Five individuals namely Ayoade Akinnibosun, Azeez Salahudeen, Niyi Ogundiran, Ibikunle Ogunleye, and Adeola Abraham were found guilty of all counts. In September 2024, the trial court, presided over by Justice Halima Salman, imposed the ultimate sentence of death by hanging.
These convictions were not provisional findings. They were the result of a full trial in which evidence was led, tested, and evaluated. The Court of Appeal affirmed them. In the eyes of the law, subject only to the pending appeal before the Supreme Court, the culpability of those individuals has been judicially established.
This is the foundation upon which any further prosecutorial step must stand or fall.
- A New Charge Built on the Same Facts
It is therefore striking that a fresh 20 count charge has now been filed by the Kwara State Government naming former Governor and Senate President Dr Abubakar Bukola Saraki, former Governor Abdulfatah Ahmed, two former aides, and notably, the same individuals already convicted and sentenced for the Offa robbery.
As reported by The Cable, the new charge alleges conspiracy to commit armed robbery and actual participation in the same robbery operations carried out on 5 April 2018 across multiple banks in Offa.
This is where the legal concern becomes unavoidable. A close reading reveals that the offences alleged in the new charge substantially mirror the offences for which the convicted persons were already tried and sentenced. The core allegations remain the same. The date is the same. The locations are the same. The acts complained of are the same.
What appears to have changed is not the substance of the offence, but the list of alleged participants.
- When Substance Prevails Over Form
The law is not deceived by labels. It looks beyond the wording of a charge to its substance.
If a person has been tried and convicted for armed robbery, conspiracy, and related offences arising from a specific incident, the law does not permit that same person to be placed again in jeopardy for the same conduct under a re-framed charge. Whether described as conspiracy or participation, the underlying transaction remains identical.
This raises a serious constitutional question. The protection against double jeopardy is not a technical rule. It is a fundamental safeguard. It ensures that once a person has been tried and punished for an offence, the State cannot subject him to another trial for the same matter.
By including already convicted individuals in a fresh charge grounded on the same facts, the prosecution risks blurring this protection.

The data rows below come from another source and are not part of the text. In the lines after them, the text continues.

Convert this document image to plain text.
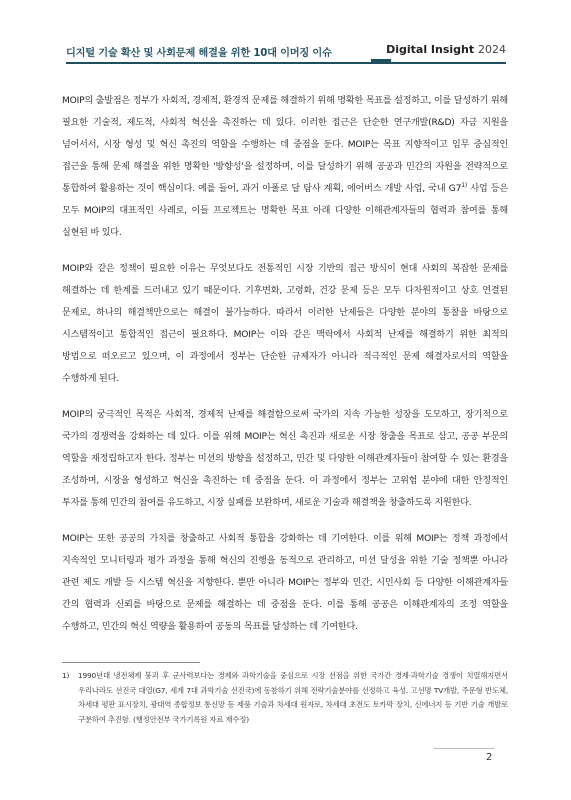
디지털 기술 확산 및 사회문제 해결을 위한 10대 이머징 이슈	Digital Insight 2024

MOIP의 출발점은 정부가 사회적, 경제적, 환경적 문제를 해결하기 위해 명확한 목표를 설정하고, 이를 달성하기 위해 필요한 기술적, 제도적, 사회적 혁신을 촉진하는 데 있다. 이러한 접근은 단순한 연구개발(R&D) 자금 지원을 넘어서서, 시장 형성 및 혁신 촉진의 역할을 수행하는 데 중점을 둔다. MOIP는 목표 지향적이고 임무 중심적인 접근을 통해 문제 해결을 위한 명확한 '방향성'을 설정하며, 이를 달성하기 위해 공공과 민간의 자원을 전략적으로 통합하여 활용하는 것이 핵심이다. 예를 들어, 과거 아폴로 달 탐사 계획, 에어버스 개발 사업, 국내 G7$^{1)}$ 사업 등은 모두 MOIP의 대표적인 사례로, 이들 프로젝트는 명확한 목표 아래 다양한 이해관계자들의 협력과 참여를 통해 실현된 바 있다.

MOIP와 같은 정책이 필요한 이유는 무엇보다도 전통적인 시장 기반의 접근 방식이 현대 사회의 복잡한 문제를 해결하는 데 한계를 드러내고 있기 때문이다. 기후변화, 고령화, 건강 문제 등은 모두 다차원적이고 상호 연결된 문제로, 하나의 해결책만으로는 해결이 불가능하다. 따라서 이러한 난제들은 다양한 분야의 통찰을 바탕으로 시스템적이고 통합적인 접근이 필요하다. MOIP는 이와 같은 맥락에서 사회적 난제를 해결하기 위한 최적의 방법으로 떠오르고 있으며, 이 과정에서 정부는 단순한 규제자가 아니라 적극적인 문제 해결자로서의 역할을 수행하게 된다.

MOIP의 궁극적인 목적은 사회적, 경제적 난제를 해결함으로써 국가의 지속 가능한 성장을 도모하고, 장기적으로 국가의 경쟁력을 강화하는 데 있다. 이를 위해 MOIP는 혁신 촉진과 새로운 시장 창출을 목표로 삼고, 공공 부문의 역할을 재정립하고자 한다. 정부는 미션의 방향을 설정하고, 민간 및 다양한 이해관계자들이 참여할 수 있는 환경을 조성하며, 시장을 형성하고 혁신을 촉진하는 데 중점을 둔다. 이 과정에서 정부는 고위험 분야에 대한 안정적인 투자를 통해 민간의 참여를 유도하고, 시장 실패를 보완하며, 새로운 기술과 해결책을 창출하도록 지원한다.

MOIP는 또한 공공의 가치를 창출하고 사회적 통합을 강화하는 데 기여한다. 이를 위해 MOIP는 정책 과정에서 지속적인 모니터링과 평가 과정을 통해 혁신의 진행을 동적으로 관리하고, 미션 달성을 위한 기술 정책뿐 아니라 관련 제도 개발 등 시스템 혁신을 지향한다. 뿐만 아니라 MOIP는 정부와 민간, 시민사회 등 다양한 이해관계자들 간의 협력과 신뢰를 바탕으로 문제를 해결하는 데 중점을 둔다. 이를 통해 공공은 이해관계자의 조정 역할을 수행하고, 민간의 혁신 역량을 활용하여 공동의 목표를 달성하는 데 기여한다.

1)	1990년대 냉전체제 붕괴 후 군사력보다는 경제와 과학기술을 중심으로 시장 선점을 위한 국가간 경제·과학기술 경쟁이 치열해지면서 우리나라도 선진국 대열(G7, 세계 7대 과학기술 선진국)에 동참하기 위해 전략기술분야를 선정하고 육성. 고선명 TV개발, 주문형 반도체, 차세대 평판 표시장치, 광대역 종합정보 통신망 등 제품 기술과 차세대 원자로, 차세대 초전도 토카막 장치, 신에너지 등 기반 기술 개발로 구분하여 추진함. (행정안전부 국가기록원 자료 재수정)
2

Even if presented as a broader conspiracy, the substance of the allegation appears inseparable from what has already been adjudicated.
- The Central Role of the Two DPP Advices
Alongside the structural concerns already identified, there exists a matter of even greater legal weight. In a response released today, Dr Abubakar Bukola Saraki drew attention to two distinct legal advices issued in 2018 by the Director of Public Prosecutions in the Office of the Attorney General of the Federation, both arising from the same investigation conducted by a police team under the authority of the Inspector General of Police.

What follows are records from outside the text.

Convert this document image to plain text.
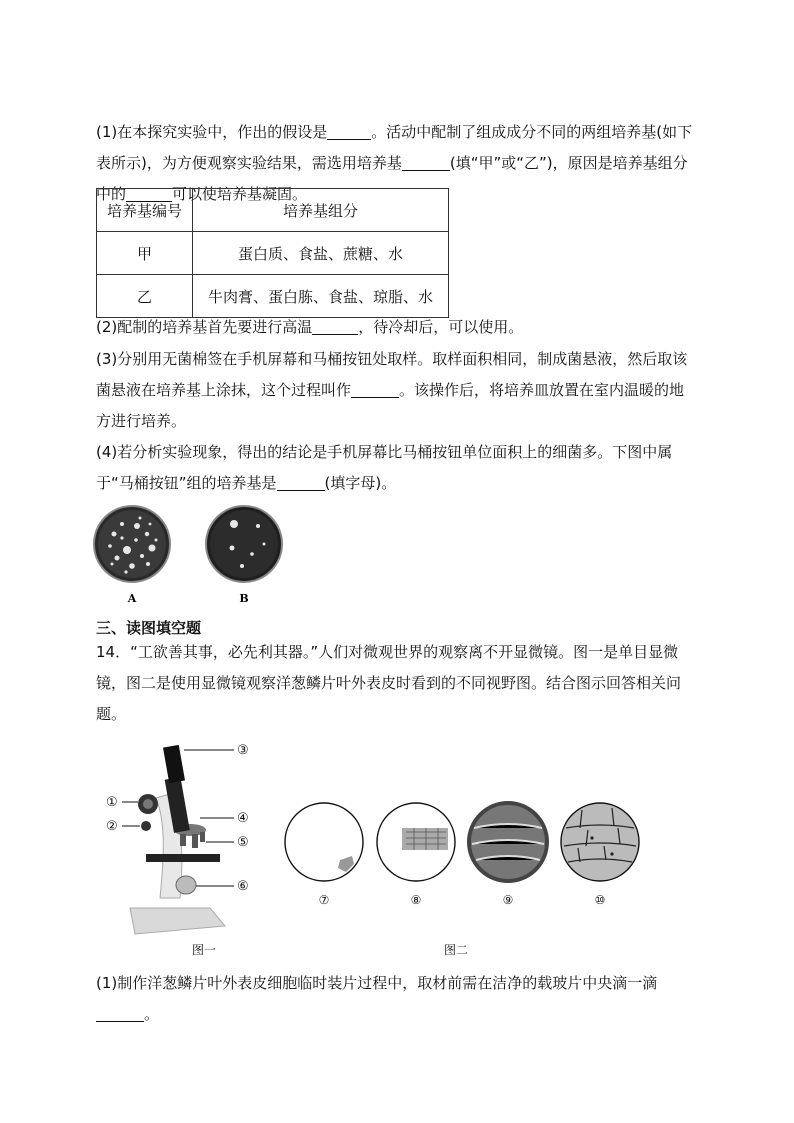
(1)在本探究实验中，作出的假设是	。活动中配制了组成成分不同的两组培养基(如下表所示)，为方便观察实验结果，需选用培养基	(填“甲”或“乙”)，原因是培养基组分中的	可以使培养基凝固。

培养基编号	培养基组分
甲	蛋白质、食盐、蔗糖、水
乙	牛肉膏、蛋白胨、食盐、琼脂、水

(2)配制的培养基首先要进行高温	，待冷却后，可以使用。

(3)分别用无菌棉签在手机屏幕和马桶按钮处取样。取样面积相同，制成菌悬液，然后取该菌悬液在培养基上涂抹，这个过程叫作	。该操作后，将培养皿放置在室内温暖的地方进行培养。

(4)若分析实验现象，得出的结论是手机屏幕比马桶按钮单位面积上的细菌多。下图中属于“马桶按钮”组的培养基是	(填字母)。

A	B

三、读图填空题

14．“工欲善其事，必先利其器。”人们对微观世界的观察离不开显微镜。图一是单目显微镜，图二是使用显微镜观察洋葱鳞片叶外表皮时看到的不同视野图。结合图示回答相关问题。

③
①
②
④
⑤
⑥
图一
⑦	⑧	⑨	⑩
图二

(1)制作洋葱鳞片叶外表皮细胞临时装片过程中，取材前需在洁净的载玻片中央滴一滴。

The first advice, dated 22 June 2018, stated in unequivocal terms:
“For the Senate President and the Kwara State Governor, this office is unable to establish from the evidence in the interim report a nexus between the alleged offence and the suspects.”
The second advice, dated 23 August 2018, reaffirmed that position with even greater clarity:
“With regards to the Senate President, Senator Bukola Saraki, since there is no departure from the earlier findings in the interim report, this office is still unable to establish any prima facie case against him for any offences of criminal conspiracy, armed robbery and culpable homicide.”

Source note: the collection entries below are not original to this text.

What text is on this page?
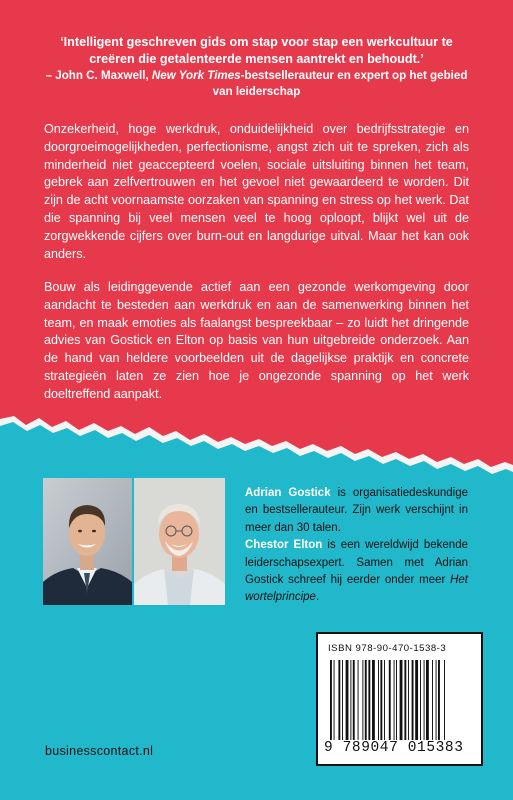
‘Intelligent geschreven gids om stap voor stap een werkcultuur te creëren die getalenteerde mensen aantrekt en behoudt.’
– John C. Maxwell, New York Times-bestsellerauteur en expert op het gebied van leiderschap
Onzekerheid, hoge werkdruk, onduidelijkheid over bedrijfsstrategie en doorgroeimogelijkheden, perfectionisme, angst zich uit te spreken, zich als minderheid niet geaccepteerd voelen, sociale uitsluiting binnen het team, gebrek aan zelfvertrouwen en het gevoel niet gewaardeerd te worden. Dit zijn de acht voornaamste oorzaken van spanning en stress op het werk. Dat die spanning bij veel mensen veel te hoog oploopt, blijkt wel uit de zorgwekkende cijfers over burn-out en langdurige uitval. Maar het kan ook anders.
Bouw als leidinggevende actief aan een gezonde werkomgeving door aandacht te besteden aan werkdruk en aan de samenwerking binnen het team, en maak emoties als faalangst bespreekbaar – zo luidt het dringende advies van Gostick en Elton op basis van hun uitgebreide onderzoek. Aan de hand van heldere voorbeelden uit de dagelijkse praktijk en concrete strategieën laten ze zien hoe je ongezonde spanning op het werk doeltreffend aanpakt.
Adrian Gostick is organisatiedeskundige en bestsellerauteur. Zijn werk verschijnt in meer dan 30 talen.
Chestor Elton is een wereldwijd bekende leiderschapsexpert. Samen met Adrian Gostick schreef hij eerder onder meer Het wortelprincipe.
ISBN 978-90-470-1538-3
9 789047 015383
businesscontact.nl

These are not tentative observations. They are definitive prosecutorial conclusions reached after a considered evaluation of the investigative materials. They address, directly and without ambiguity, the absence of both evidential linkage and a prima facie case.
In legal contemplation, such consistency of opinion from the office constitutionally charged with prosecutorial assessment is not to be treated as incidental. It represents an institutional determination that the evidential threshold required to ground a criminal charge has not been met.
The significance of these advices is therefore profound. They do not merely inform the prosecutorial process. They define its permissible limits.
- What Has Changed Since 2018
The law is not closed to the emergence of new evidence. It recognises that fresh facts, where credible and material, may justify a reconsideration of an earlier position. What it does not permit is a departure from an established prosecutorial conclusion in the absence of any discernible change in the evidential landscape.
If the present charge is predicated on the same body of materials that informed the DPP advices of June and August 2018, then the prosecution is placed in direct conflict with its own prior legal assessment. That is not a matter of mere inconsistency. It is a fundamental rupture in prosecutorial continuity.
The question, therefore, is both inevitable and decisive. What new evidence has intervened to warrant this reversal?
In the absence of a clear and demonstrable answer, the decision to initiate prosecution risks appearing unmoored from the evidential discipline that underpins criminal proceedings. The law demands more than suspicion. It demands a rational and transparent progression from evidence to charge.
- The Risk of Fragmented Justice
A sound system of criminal justice must be coherent in both process and outcome. It must speak with one voice on the same set of facts, particularly where those facts have already been subjected to full judicial scrutiny.
The Offa robbery has been adjudicated upon. The trial court evaluated the evidence, made findings on culpability, and those findings have been affirmed on appeal. In law, that constitutes an established judicial narrative of the events in question.
To now reintroduce the same individuals, whose roles have already been determined, into a fresh charge alongside new defendants raises a serious concern. It risks the emergence of parallel and potentially inconsistent narratives arising from the same transaction.
Such a development is not merely undesirable. It strikes at the authority of prior judicial pronouncements and undermines the certainty that criminal adjudication is intended to achieve. A justice system that permits conflicting accounts of the same event within its own processes invites doubt where there ought to be finality.
- Justice and the Memory of the Fallen
The victims of the Offa robbery are entitled to a justice that is both certain and dignified. Their memory must not be drawn into processes that appear inconsistent, repetitive, or lacking in principled restraint. The solemnity of their loss demands a system that is measured, disciplined, and beyond reproach.
Justice is not advanced by the multiplication of charges upon the same factual foundation. It is advanced by fidelity to evidence, adherence to due process, and a prosecutorial approach that is anchored in legal principle. Where these elements are absent or appear uncertain, the integrity of the process itself is called into question.
- A Precedent That Should Give Pause
The implications of the present development extend beyond the immediate case. If it becomes acceptable for the State to revisit matters already concluded, or substantially concluded, and to reconstruct charges on the same body of facts, then the principle of finality in criminal proceedings is placed at risk.
Finality is not a mere procedural convenience. It is a cornerstone of legal certainty. Without it, the administration of justice becomes susceptible to fluctuation, and the security of all persons within the system is diminished. That is not a precedent that the law, in its wisdom, should encourage or sustain.
- Conclusion: The Boundary That Must Hold
In the final analysis, the question is not whether the State possesses the power to prosecute. That power is beyond dispute. The real issue is whether, in the circumstances presented, that power is being exercised within the confines of established legal principle.
Where offences that have already been tried and judicially determined are, in substance, reintroduced through a fresh charge, and where prior prosecutorial advice has unequivocally found no evidential linkage in respect of new defendants, the burden resting on the prosecution is not light. It is exacting.
The law demands that such a course be justified by evidence that is demonstrably new, credible, and compelling. It must not be a mere reappraisal of materials already considered and found wanting.
Absent that justification, the present charge risks transgressing a boundary the law has, over time, carefully drawn. It is the boundary between the legitimate pursuit of justice and the unsettling of settled legal process.